En base a su compromiso numero 50 y como ciudadano de la República Mexicana, exijo que el Presidente Legítimo de México, Andres Manuel Lopez Obrador sea sometido a un refrendo de mandato.
El siguiente texto corresponde a la página oficial del Gobierno Legítimo de México:
Como se hizo en el Distrito Federal, y llevando a cabo las reformas legales necesarias, el Presidente de la República se someterá al principio de la revocación del mandato.
Al cumplirse tres años, se hará una consulta con una sola pregunta: ¿Quieres que continúe en su cargo el Presidente de la República o que se le revoque el mandato?
El pueblo es soberano: así como otorga un mandato, puede retirarlo. El pueblo pone y el pueblo quita.
Reforma Constitucional
para Incorporar la Revocación del Mandato
en el Sistema Presidencial
La revocación es un método democrático que obliga a los representantes electos a someterse al refrendo del mandato que les otorgó el electorado. Consideramos que hacer la reforma constitucional necesaria para incorporar la revocación del mandato en nuestro sistema presidencial, contribuirá a la construcción de una gobernabilidad democrática más eficiente.
En nuestra historia política contemporánea en diversas ocasiones se ha demostrado que el periodo presidencial de seis años puede resultar excesivamente largo. Hoy que tenemos elecciones federales competidas este problema se complica aún más. Ello, en virtud de que la elección intermedia de diputados federales puede dar por resultado que el partido político que postuló al Presidente de la República pierda esta elección y, en consecuencia, se reduzca la capacidad política que requiere el cargo para el cual fue electo tres años antes.

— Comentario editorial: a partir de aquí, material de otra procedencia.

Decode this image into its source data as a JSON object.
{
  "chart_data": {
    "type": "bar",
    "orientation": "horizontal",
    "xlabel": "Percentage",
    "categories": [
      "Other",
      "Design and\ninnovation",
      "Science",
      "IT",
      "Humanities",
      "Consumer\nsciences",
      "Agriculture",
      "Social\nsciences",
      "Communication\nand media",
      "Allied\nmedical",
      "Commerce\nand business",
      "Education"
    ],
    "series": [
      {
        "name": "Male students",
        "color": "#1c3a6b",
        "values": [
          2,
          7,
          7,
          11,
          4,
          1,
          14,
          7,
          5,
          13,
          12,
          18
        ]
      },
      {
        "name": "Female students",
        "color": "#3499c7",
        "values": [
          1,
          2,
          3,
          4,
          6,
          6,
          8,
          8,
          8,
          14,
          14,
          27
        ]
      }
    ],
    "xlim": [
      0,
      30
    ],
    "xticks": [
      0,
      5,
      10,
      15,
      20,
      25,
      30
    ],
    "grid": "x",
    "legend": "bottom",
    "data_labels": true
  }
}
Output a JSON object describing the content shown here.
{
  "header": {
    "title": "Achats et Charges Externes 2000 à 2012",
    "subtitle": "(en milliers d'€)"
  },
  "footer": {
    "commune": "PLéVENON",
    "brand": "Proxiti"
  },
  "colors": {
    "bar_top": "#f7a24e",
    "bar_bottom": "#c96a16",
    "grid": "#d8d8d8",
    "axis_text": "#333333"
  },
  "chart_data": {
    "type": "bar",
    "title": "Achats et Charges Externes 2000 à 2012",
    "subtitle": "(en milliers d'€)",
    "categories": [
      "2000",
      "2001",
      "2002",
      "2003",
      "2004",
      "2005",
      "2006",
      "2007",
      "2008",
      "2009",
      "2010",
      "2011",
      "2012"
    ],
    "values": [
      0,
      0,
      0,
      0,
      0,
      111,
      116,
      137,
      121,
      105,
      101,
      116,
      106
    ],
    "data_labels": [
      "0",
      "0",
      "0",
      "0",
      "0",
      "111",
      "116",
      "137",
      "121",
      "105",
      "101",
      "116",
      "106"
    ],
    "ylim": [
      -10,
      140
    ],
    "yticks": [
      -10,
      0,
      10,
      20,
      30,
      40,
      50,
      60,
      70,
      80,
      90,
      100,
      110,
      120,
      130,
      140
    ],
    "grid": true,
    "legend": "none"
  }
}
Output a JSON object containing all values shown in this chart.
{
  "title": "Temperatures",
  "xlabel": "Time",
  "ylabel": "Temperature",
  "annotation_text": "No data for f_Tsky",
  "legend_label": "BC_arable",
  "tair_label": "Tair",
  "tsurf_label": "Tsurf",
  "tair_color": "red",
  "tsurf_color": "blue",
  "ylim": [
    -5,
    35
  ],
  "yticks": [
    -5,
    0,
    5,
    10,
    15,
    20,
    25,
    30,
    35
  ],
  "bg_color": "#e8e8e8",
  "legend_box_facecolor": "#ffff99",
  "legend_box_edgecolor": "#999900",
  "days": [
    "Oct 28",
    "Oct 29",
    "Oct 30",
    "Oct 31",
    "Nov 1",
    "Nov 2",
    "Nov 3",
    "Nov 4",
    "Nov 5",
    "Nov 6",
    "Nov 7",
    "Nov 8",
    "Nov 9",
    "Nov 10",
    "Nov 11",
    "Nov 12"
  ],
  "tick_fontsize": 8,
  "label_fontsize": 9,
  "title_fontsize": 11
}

La posibilidad de que el electorado revoque el mandato presidencial una vez que se han cumplido tres años de gobierno, es una reforma que resolvería estas circunstancias. Al establecer esta institución democrática en nuestro sistema político, se reafirmaría el poder electoral como el origen de todos los poderes, los ciudadanos tendrían oportunidad de decidir directamente si prefieren que termine el mandato un presidente interino, nombrado de acuerdo con nuestra constitución por la coalición que domine en el Congreso; o sí el presidente en funciones, no obstante estar en minoría, debe continuar en el cargo. En ambos casos evitaríamos el estancamiento y tendríamos, durante el último trienio, un presidente de la República con respaldo político, capacidad de propuesta y de ejecución.